1. Williamson asserts that opportunism does not pose the same difficulties for transactions within firms as it does for transactions between firms. This is not uncontroversial. Why does he believe that this is true?

In light of what you have learned in the class to date, do you believe his position is reasonable? Why or why not? [There is no single right answer to this part of the question, but this does not give you free rein to argue unconvincingly...]

2. Define asset specificity. Provide examples of site specificity, physical asset specificity, and human asset specificity not provided in class or in articles. If you feel that any of your examples may be too subtle for me to see at once, explain them.

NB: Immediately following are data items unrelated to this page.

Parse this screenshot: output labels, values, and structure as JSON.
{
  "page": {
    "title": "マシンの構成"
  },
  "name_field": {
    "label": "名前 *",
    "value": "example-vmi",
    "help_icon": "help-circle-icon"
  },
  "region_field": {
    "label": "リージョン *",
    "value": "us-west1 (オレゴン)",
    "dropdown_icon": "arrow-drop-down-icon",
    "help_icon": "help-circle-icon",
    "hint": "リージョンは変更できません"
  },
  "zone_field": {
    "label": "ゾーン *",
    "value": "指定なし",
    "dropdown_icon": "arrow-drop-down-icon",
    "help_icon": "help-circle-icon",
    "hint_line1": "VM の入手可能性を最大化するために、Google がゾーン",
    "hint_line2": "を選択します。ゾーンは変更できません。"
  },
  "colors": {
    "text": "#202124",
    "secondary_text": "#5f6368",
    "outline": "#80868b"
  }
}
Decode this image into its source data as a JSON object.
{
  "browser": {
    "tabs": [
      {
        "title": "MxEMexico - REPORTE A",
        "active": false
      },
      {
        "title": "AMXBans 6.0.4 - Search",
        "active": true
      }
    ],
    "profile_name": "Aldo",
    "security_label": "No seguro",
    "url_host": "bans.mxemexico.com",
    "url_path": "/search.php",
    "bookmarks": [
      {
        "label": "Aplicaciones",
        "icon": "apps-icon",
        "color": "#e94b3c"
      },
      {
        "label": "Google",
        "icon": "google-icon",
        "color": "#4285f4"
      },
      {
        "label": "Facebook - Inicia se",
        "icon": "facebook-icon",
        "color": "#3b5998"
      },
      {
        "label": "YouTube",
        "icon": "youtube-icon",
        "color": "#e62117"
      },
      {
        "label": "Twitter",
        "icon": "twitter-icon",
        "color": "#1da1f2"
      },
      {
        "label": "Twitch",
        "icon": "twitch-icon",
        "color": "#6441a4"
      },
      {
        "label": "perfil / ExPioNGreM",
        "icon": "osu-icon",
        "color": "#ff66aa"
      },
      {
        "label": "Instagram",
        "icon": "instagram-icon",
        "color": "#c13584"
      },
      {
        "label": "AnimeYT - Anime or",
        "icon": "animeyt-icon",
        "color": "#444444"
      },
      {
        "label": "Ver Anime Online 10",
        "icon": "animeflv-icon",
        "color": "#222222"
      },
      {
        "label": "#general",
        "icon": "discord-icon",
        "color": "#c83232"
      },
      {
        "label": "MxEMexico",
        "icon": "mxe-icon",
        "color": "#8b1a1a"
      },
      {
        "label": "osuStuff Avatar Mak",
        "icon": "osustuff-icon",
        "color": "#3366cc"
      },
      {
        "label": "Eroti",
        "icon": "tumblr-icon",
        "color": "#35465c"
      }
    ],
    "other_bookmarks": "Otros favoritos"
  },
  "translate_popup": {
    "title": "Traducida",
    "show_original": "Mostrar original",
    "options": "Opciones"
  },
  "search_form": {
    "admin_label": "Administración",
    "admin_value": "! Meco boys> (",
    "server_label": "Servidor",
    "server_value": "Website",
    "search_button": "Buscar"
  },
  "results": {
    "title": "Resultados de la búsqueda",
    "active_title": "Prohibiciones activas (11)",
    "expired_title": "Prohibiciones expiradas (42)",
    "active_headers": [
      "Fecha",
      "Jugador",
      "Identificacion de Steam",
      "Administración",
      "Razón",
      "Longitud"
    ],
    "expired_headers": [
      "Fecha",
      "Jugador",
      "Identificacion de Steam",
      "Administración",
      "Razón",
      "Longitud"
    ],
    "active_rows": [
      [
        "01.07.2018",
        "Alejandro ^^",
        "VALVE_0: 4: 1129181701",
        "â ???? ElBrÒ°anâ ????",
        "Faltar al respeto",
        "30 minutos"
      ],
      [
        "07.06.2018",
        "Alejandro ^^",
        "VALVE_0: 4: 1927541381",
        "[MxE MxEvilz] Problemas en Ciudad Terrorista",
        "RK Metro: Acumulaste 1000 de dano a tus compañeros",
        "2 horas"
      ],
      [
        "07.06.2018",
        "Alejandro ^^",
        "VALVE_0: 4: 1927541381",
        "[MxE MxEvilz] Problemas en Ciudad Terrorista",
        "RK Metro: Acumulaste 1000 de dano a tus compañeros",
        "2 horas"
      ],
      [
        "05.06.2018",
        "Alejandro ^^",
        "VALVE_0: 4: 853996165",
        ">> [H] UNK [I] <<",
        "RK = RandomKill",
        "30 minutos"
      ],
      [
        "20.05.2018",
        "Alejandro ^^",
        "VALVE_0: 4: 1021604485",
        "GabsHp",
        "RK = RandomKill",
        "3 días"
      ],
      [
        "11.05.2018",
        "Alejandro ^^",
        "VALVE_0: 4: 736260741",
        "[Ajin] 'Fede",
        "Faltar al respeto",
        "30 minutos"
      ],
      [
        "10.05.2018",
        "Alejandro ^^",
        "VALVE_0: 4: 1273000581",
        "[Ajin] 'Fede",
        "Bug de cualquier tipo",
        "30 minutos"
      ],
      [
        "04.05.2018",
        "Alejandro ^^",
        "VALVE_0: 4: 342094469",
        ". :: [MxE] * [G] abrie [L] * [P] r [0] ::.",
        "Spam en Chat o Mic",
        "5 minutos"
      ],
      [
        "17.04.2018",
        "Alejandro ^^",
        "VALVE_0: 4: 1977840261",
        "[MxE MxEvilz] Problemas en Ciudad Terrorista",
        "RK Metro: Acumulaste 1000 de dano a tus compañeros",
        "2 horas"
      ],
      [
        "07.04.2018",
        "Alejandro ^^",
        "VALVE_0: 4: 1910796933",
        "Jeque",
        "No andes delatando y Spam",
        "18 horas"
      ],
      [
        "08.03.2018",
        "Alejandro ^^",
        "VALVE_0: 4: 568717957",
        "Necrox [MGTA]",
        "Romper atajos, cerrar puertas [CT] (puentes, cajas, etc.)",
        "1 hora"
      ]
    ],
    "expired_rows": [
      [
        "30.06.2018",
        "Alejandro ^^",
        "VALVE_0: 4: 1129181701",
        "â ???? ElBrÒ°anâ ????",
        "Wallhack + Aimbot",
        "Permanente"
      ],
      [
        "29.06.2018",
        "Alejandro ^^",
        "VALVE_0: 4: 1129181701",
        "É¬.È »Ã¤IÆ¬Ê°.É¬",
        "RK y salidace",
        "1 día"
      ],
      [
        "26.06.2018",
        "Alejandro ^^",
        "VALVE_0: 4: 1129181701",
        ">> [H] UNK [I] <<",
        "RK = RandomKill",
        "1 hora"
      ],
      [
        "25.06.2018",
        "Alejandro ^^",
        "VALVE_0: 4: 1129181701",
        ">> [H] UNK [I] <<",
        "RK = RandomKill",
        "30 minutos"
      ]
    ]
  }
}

3. What is horizontal free riding? Why is it a problem addressed in franchising contracts? What elements of these contracts address this problem?

4. True, false, or uncertain: Klein and Saft view all tie-in arrangements as efficiency-reducing. Explain your answer.

5. During the late 1880s, new, more efficient, means of producing (packing) meat were invented. Relatedly, Chandler writes that: "In 1882, Gustavus F. Swift, a Chicago meatpacker...began to build a nationwide distributing organization which owned, besides many [refrigerated railroad] cars, a network of refrigerated warehouses that also served as branch offices for the company's wholesale marketing forces."

From the analysis in class and in the readings regarding asset ownership and organizational change (two different topics), what forces provided Swift the incentive to a) own his own refrigerated railroad cars (as opposed to the railroad owning such cars), b) integrate downstream into the distribution and marketing of his meat? What other investments would you expect that Swift made at approximately the same time and why?

6. If two inputs are complementary, then what can we say about their marginal products? Suppose three inputs are complementary and the price of one of them drops. What, if anything, can we say about the firm's demand for the other inputs?

If two technologies are complementary, then they are innovationally complementary as well. What does this mean? In what sense were innovations between 1850 and 1900 complementary?